In the seminal paper “Stacked generalization“, David H. Wolpert generalizes the idea of cross-validation.
Suppose you had a data set $(x_i, y_i)$ where $i=1, \ldots, n$, $x_i \in A$, and $y_i \in R$. For cross validation, you might partition the data set into three subsets, train $k$ classifiers on two of the three subsets, and test the classifiers on the held out data. Then we might select one of the $k$ classifiers by choosing the classifier which did the best on the held out data.

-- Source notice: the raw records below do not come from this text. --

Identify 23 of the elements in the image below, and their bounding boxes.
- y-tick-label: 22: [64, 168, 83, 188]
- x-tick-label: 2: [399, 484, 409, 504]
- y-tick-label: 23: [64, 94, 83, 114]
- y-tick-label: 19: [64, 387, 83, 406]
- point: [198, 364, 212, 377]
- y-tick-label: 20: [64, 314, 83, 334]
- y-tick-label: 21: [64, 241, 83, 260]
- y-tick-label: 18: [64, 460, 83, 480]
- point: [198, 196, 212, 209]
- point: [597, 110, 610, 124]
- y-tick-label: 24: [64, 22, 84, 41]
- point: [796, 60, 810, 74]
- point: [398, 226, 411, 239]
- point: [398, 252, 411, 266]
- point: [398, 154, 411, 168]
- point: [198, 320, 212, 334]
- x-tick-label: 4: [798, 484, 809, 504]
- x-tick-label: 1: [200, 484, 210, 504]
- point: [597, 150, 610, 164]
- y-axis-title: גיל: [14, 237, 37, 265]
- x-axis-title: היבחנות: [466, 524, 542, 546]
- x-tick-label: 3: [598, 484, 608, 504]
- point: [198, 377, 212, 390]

Wolpert generalizes this idea by forming an $n$ by $k$ matrix of predictions from the $k$ classifiers. The $i$th row and the $j$th column would contain the prediction of the $j$th classifier on $x_i$ trained on partitions of the data set that do not include $x_i$. Then Wolpert would train a new classifier using the $i$th row of the matrix as input and trying to match $y_i$ as output. The new classifier $f$ would map $R^k$ into $R$. Let $G_j$ be the result of training the $j$th classifier on all of the data. Then the Wolpert generalized classifier would have the form
$$h(x) = f( G_1(x), G_2(x), \ldots, G_k(x) ).$$
Wolpert actually describes an even more general scheme which could have a large number of layers, much like deep belief networks and auto encoders. The idea of leaving part of the data out is similar to denoising or dropout.
In the paper “Feature-Weighted Linear Stacking“, Sill, Takacs, Mackey, and Lin describe a faster version of stacking used extensively by the second place team in the Neflix Prize contest.